Coverage: Samsung wants to expand its U.S. operation
Samsung Electronics Co. is in talks to expand its manufacturing operations in the United States with a new facility for home appliances.
Jing Cao of Bloomberg News had the story:
“This is a complex process that, like all strategic business decisions, will not be made final until it is determined through proper due diligence and planning that it is the best option for Samsung,” the company said in a statement. A Samsung representative in the U.S. wouldn’t comment beyond confirming the talks and said the company started reviewing options in the country early last fall.
The election of U.S. President Donald Trump influenced Samsung’s interest in a U.S. factory, according to the sources cited by the Journal. Trump campaigned on a promise of creating jobs in the U.S. and bringing back manufacturing, and has threatened to impose stiff tariffs on imports.

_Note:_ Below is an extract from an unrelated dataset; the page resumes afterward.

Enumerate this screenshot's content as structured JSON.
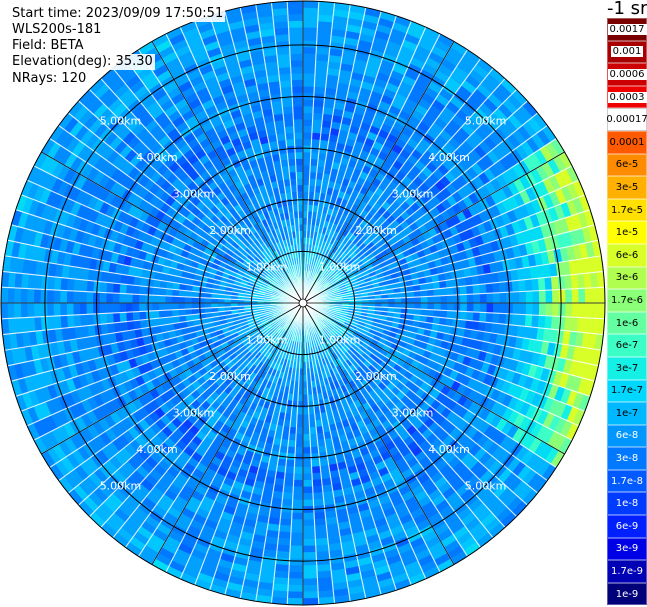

Samsung’s de facto chief, Jay Y. Lee was the only executive from a foreign company invited to a tech industry meeting Trump held in December, the Journal said.
Lee was not present at the meeting. He has been embroiled in a corruption scandal in South Korea since late last year and was indicted in February on bribery and embezzlement charges.

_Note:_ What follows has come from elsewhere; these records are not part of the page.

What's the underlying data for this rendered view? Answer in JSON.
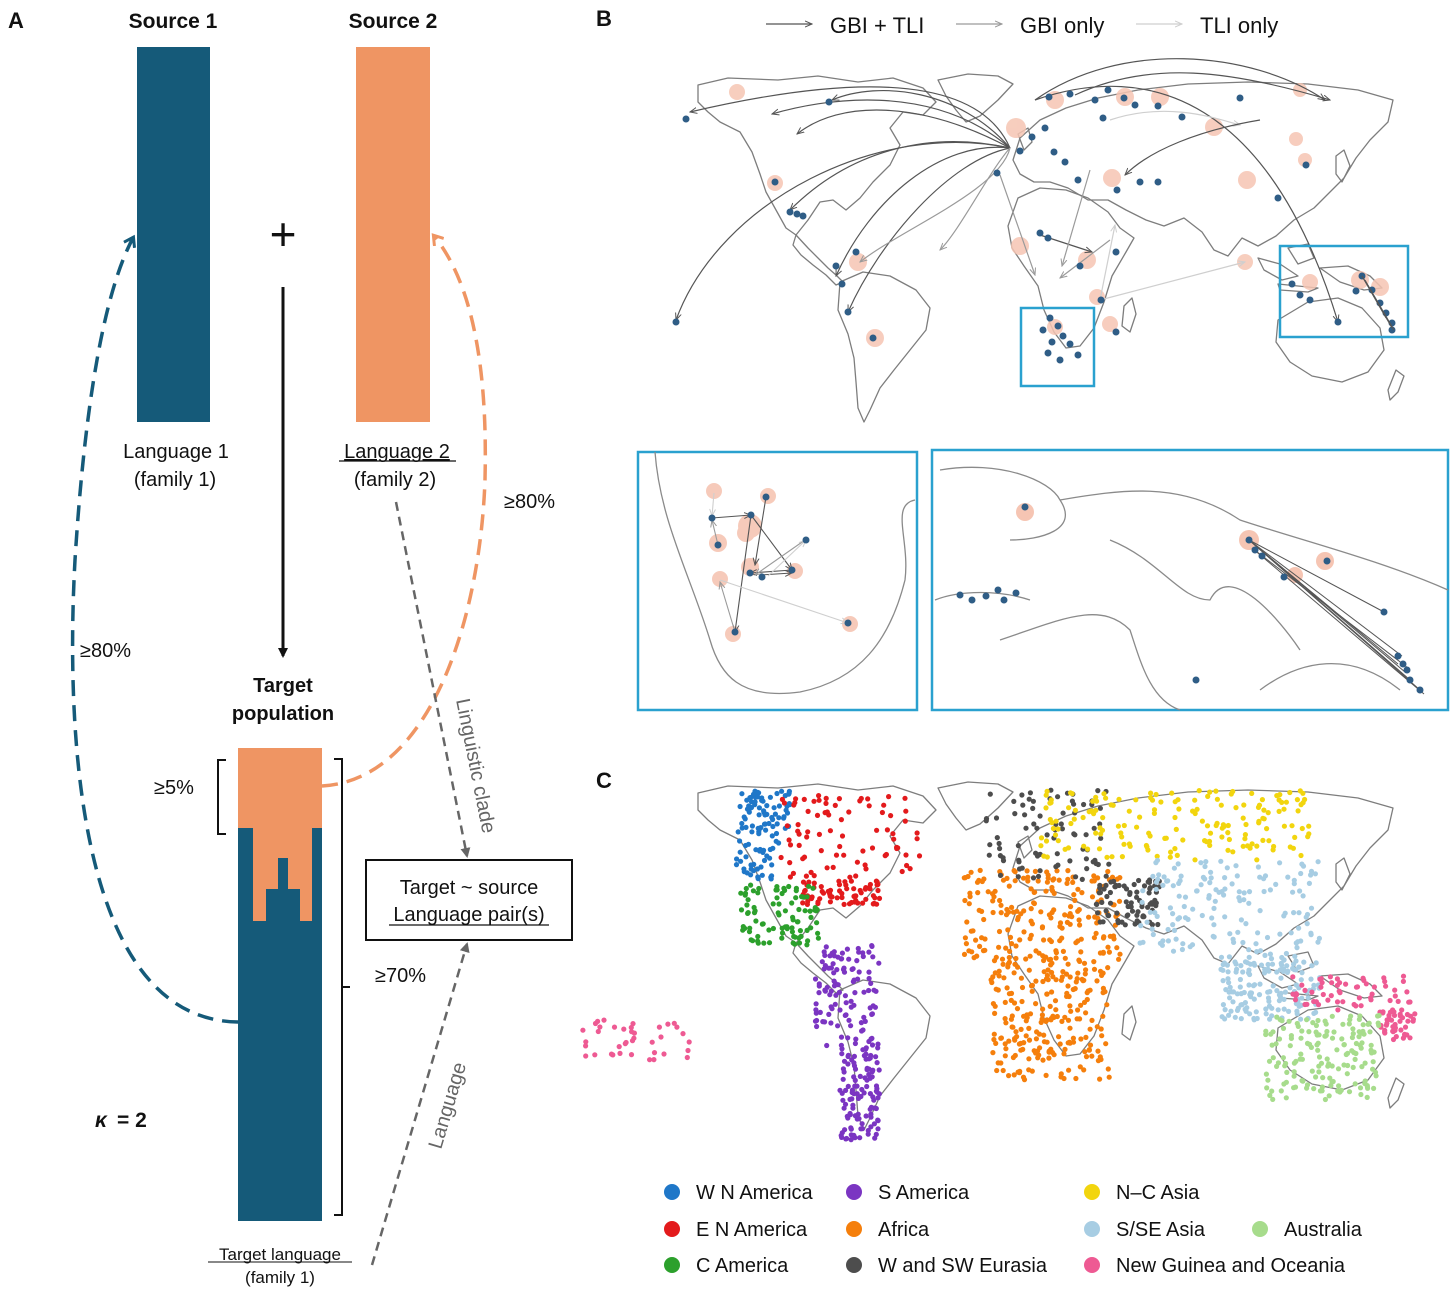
{
  "colors": {
    "source1": "#155a79",
    "source2": "#ef9563",
    "inset_box": "#2aa1cf",
    "arrow_gbi_tli": "#555555",
    "arrow_gbi_only": "#9a9a9a",
    "arrow_tli_only": "#cfcfcf",
    "node": "#2f5d86",
    "node_halo": "#f6c5b3"
  },
  "panel_a": {
    "label": "A",
    "source1_title": "Source 1",
    "source2_title": "Source 2",
    "plus_sign": "+",
    "language1": "Language 1",
    "family1": "(family 1)",
    "language2": "Language 2",
    "family2": "(family 2)",
    "pct_left": "≥80%",
    "pct_right": "≥80%",
    "target_title_line1": "Target",
    "target_title_line2": "population",
    "pct_5": "≥5%",
    "pct_70": "≥70%",
    "box_line1": "Target ~ source",
    "box_line2": "Language pair(s)",
    "clade_label": "Linguistic clade",
    "language_label": "Language",
    "kappa": "κ",
    "kappa_value": "= 2",
    "target_language": "Target language",
    "target_family": "(family 1)"
  },
  "panel_b": {
    "label": "B",
    "legend": [
      {
        "label": "GBI + TLI",
        "color": "#555555"
      },
      {
        "label": "GBI only",
        "color": "#9a9a9a"
      },
      {
        "label": "TLI only",
        "color": "#cfcfcf"
      }
    ]
  },
  "panel_c": {
    "label": "C",
    "legend": [
      {
        "label": "W N America",
        "color": "#1f77c8"
      },
      {
        "label": "E N America",
        "color": "#e31a1c"
      },
      {
        "label": "C America",
        "color": "#2ca02c"
      },
      {
        "label": "S America",
        "color": "#7b35c2"
      },
      {
        "label": "Africa",
        "color": "#f57f0c"
      },
      {
        "label": "W and SW Eurasia",
        "color": "#4d4d4d"
      },
      {
        "label": "N–C Asia",
        "color": "#f2d50e"
      },
      {
        "label": "S/SE Asia",
        "color": "#a7cde3"
      },
      {
        "label": "New Guinea and Oceania",
        "color": "#ee5a93"
      },
      {
        "label": "Australia",
        "color": "#a7dc8c"
      }
    ]
  }
}
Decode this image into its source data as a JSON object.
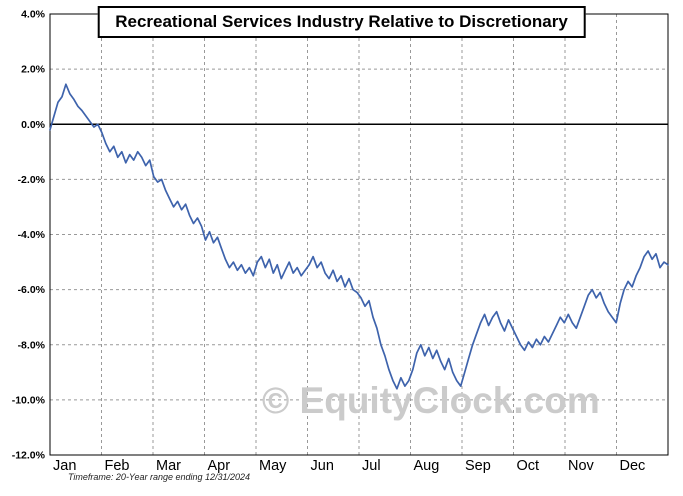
{
  "watermark": "© EquityClock.com",
  "footnote": "Timeframe: 20-Year range ending 12/31/2024",
  "chart_data": {
    "type": "line",
    "title": "Recreational Services Industry Relative to Discretionary",
    "xlabel": "",
    "ylabel": "",
    "x_categories": [
      "Jan",
      "Feb",
      "Mar",
      "Apr",
      "May",
      "Jun",
      "Jul",
      "Aug",
      "Sep",
      "Oct",
      "Nov",
      "Dec"
    ],
    "y_ticks": [
      "4.0%",
      "2.0%",
      "0.0%",
      "-2.0%",
      "-4.0%",
      "-6.0%",
      "-8.0%",
      "-10.0%",
      "-12.0%"
    ],
    "y_tick_values": [
      4,
      2,
      0,
      -2,
      -4,
      -6,
      -8,
      -10,
      -12
    ],
    "ylim": [
      -12,
      4
    ],
    "grid": true,
    "legend_position": "none",
    "line_color": "#3E63AC",
    "zero_line_color": "#000000",
    "grid_color": "#999999",
    "series": [
      {
        "name": "Recreational Services Relative to Discretionary (%)",
        "values": [
          -0.2,
          0.3,
          0.8,
          1.0,
          1.45,
          1.1,
          0.9,
          0.65,
          0.5,
          0.3,
          0.1,
          -0.1,
          0.0,
          -0.3,
          -0.7,
          -1.0,
          -0.8,
          -1.2,
          -1.0,
          -1.4,
          -1.1,
          -1.3,
          -1.0,
          -1.2,
          -1.5,
          -1.3,
          -1.9,
          -2.1,
          -2.0,
          -2.4,
          -2.7,
          -3.0,
          -2.8,
          -3.1,
          -2.9,
          -3.3,
          -3.6,
          -3.4,
          -3.7,
          -4.2,
          -3.9,
          -4.3,
          -4.1,
          -4.5,
          -4.9,
          -5.2,
          -5.0,
          -5.3,
          -5.1,
          -5.4,
          -5.2,
          -5.5,
          -5.0,
          -4.8,
          -5.2,
          -4.9,
          -5.4,
          -5.1,
          -5.6,
          -5.3,
          -5.0,
          -5.4,
          -5.2,
          -5.5,
          -5.3,
          -5.1,
          -4.8,
          -5.2,
          -5.0,
          -5.4,
          -5.6,
          -5.3,
          -5.7,
          -5.5,
          -5.9,
          -5.6,
          -6.0,
          -6.1,
          -6.3,
          -6.6,
          -6.4,
          -7.0,
          -7.4,
          -8.0,
          -8.4,
          -8.9,
          -9.3,
          -9.6,
          -9.2,
          -9.5,
          -9.3,
          -8.9,
          -8.3,
          -8.0,
          -8.4,
          -8.1,
          -8.5,
          -8.2,
          -8.6,
          -8.9,
          -8.5,
          -9.0,
          -9.3,
          -9.5,
          -9.0,
          -8.5,
          -8.0,
          -7.6,
          -7.2,
          -6.9,
          -7.3,
          -7.0,
          -6.8,
          -7.2,
          -7.5,
          -7.1,
          -7.4,
          -7.7,
          -8.0,
          -8.2,
          -7.9,
          -8.1,
          -7.8,
          -8.0,
          -7.7,
          -7.9,
          -7.6,
          -7.3,
          -7.0,
          -7.2,
          -6.9,
          -7.2,
          -7.4,
          -7.0,
          -6.6,
          -6.2,
          -6.0,
          -6.3,
          -6.1,
          -6.5,
          -6.8,
          -7.0,
          -7.2,
          -6.5,
          -6.0,
          -5.7,
          -5.9,
          -5.5,
          -5.2,
          -4.8,
          -4.6,
          -4.9,
          -4.7,
          -5.2,
          -5.0,
          -5.1
        ]
      }
    ]
  }
}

Berkeley Lovelace Jr. of CNBC.com reports that some of that production will come from Mexico:
A Samsung representative told CNBC Thursday morning Asia time that the company was in “preliminary discussions related to opening a new manufacturing facility in the U.S. for home appliances.” The electronics giant began reviewing manufacturing operations early last fall, the representative said.The representative added that no final decisions have been made yet. “This is a complex process that, like all strategic business decisions, will not be made final until it is determined through proper due diligence and planning that is is the best option for Samsung.”Trump has frequently lashed out at U.S. companies for moving operations and jobs to countries such as Mexico. Trump called for a 35-percent border tax on American businesses that move jobs abroad and import products back into the U.S. market.“I certainly support a form of tax on the border,” he told Reuters last month. “What is going to happen is companies are going to come back here, they’re going to build their factories and they’re going to create a lot of jobs and there’s no tax.”

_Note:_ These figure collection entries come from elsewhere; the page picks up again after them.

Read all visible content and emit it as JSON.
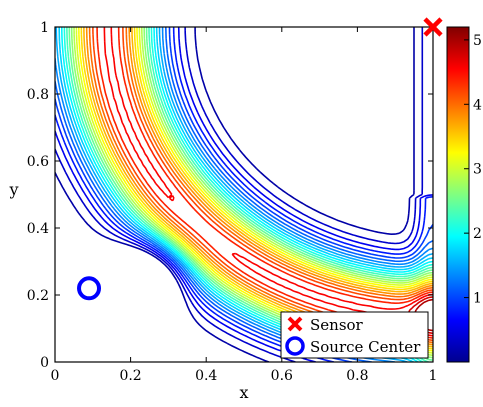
{
  "chart_data": {
    "type": "contour",
    "xlabel": "x",
    "ylabel": "y",
    "xlim": [
      0,
      1
    ],
    "ylim": [
      0,
      1
    ],
    "xticks": [
      "0",
      "0.2",
      "0.4",
      "0.6",
      "0.8",
      "1"
    ],
    "yticks": [
      "0",
      "0.2",
      "0.4",
      "0.6",
      "0.8",
      "1"
    ],
    "colorbar": {
      "min": 0,
      "max": 5.2,
      "ticks": [
        "1",
        "2",
        "3",
        "4",
        "5"
      ],
      "colormap": "jet"
    },
    "markers": [
      {
        "name": "Sensor",
        "x": 1.0,
        "y": 1.0,
        "symbol": "x",
        "color": "#ff0000"
      },
      {
        "name": "Source Center",
        "x": 0.09,
        "y": 0.22,
        "symbol": "circle",
        "color": "#0000ff"
      }
    ],
    "local_minimum": {
      "x": 0.26,
      "y": 0.27
    },
    "legend": {
      "placement": "bottom-right",
      "entries": [
        "Sensor",
        "Source Center"
      ]
    }
  }
}
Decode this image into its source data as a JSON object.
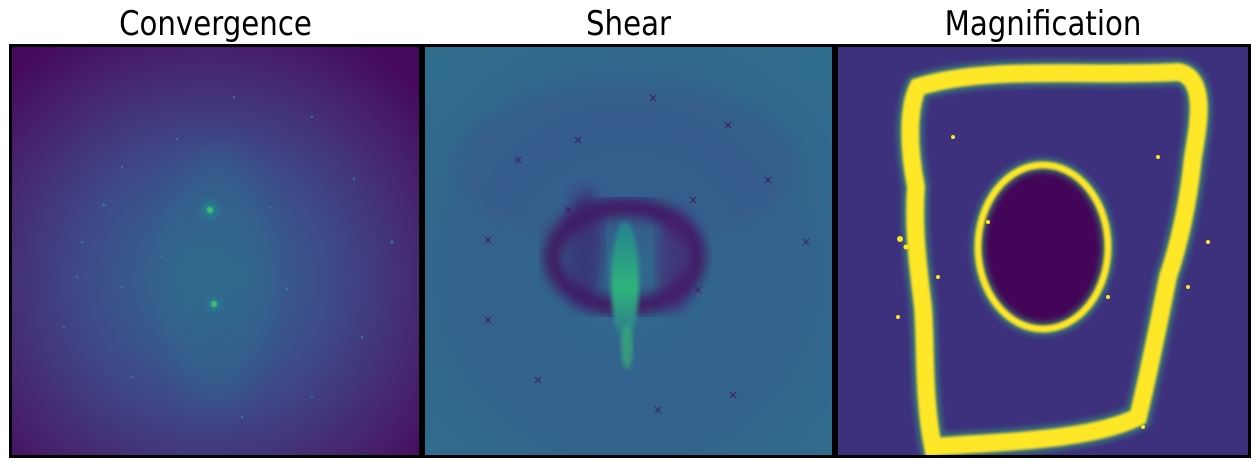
{
  "panels": [
    {
      "title": "Convergence",
      "colormap": "viridis"
    },
    {
      "title": "Shear",
      "colormap": "viridis"
    },
    {
      "title": "Magnification",
      "colormap": "viridis"
    }
  ],
  "colors": {
    "viridis_dark": "#440154",
    "viridis_purple": "#3b2a7a",
    "viridis_blue": "#30678d",
    "viridis_teal": "#21918c",
    "viridis_green": "#35b779",
    "viridis_yellow": "#fde725"
  }
}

Timothy W. Martin of The Wall Street Journal reported that five states are being considered:
The initial capital investment is expected to be around $300 million, several of the people said, with Samsung shifting some production of oven ranges to the U.S. from Mexico. The move could generate around 500 jobs, those people said.
Talks are continuing and no final decisions have been made, with a start date for oven-range production still undetermined, the people said, so the details may change.
In subsequent years, Samsung could eventually ramp up U.S. manufacturing of refrigerators, washers, dryers and other home appliances, which could make the total investment significantly larger, according to people familiar with the discussions. But no firm deadline or commitment is set for those decisions, the people said.
Samsung’s interest in a U.S. factory was influenced by the election of U.S. President Donald Trump, according to people familiar with the matter. Mr. Trump campaigned on a desire to create more manufacturing jobs in the country—and has threatened potential penalties for companies that don’t comply.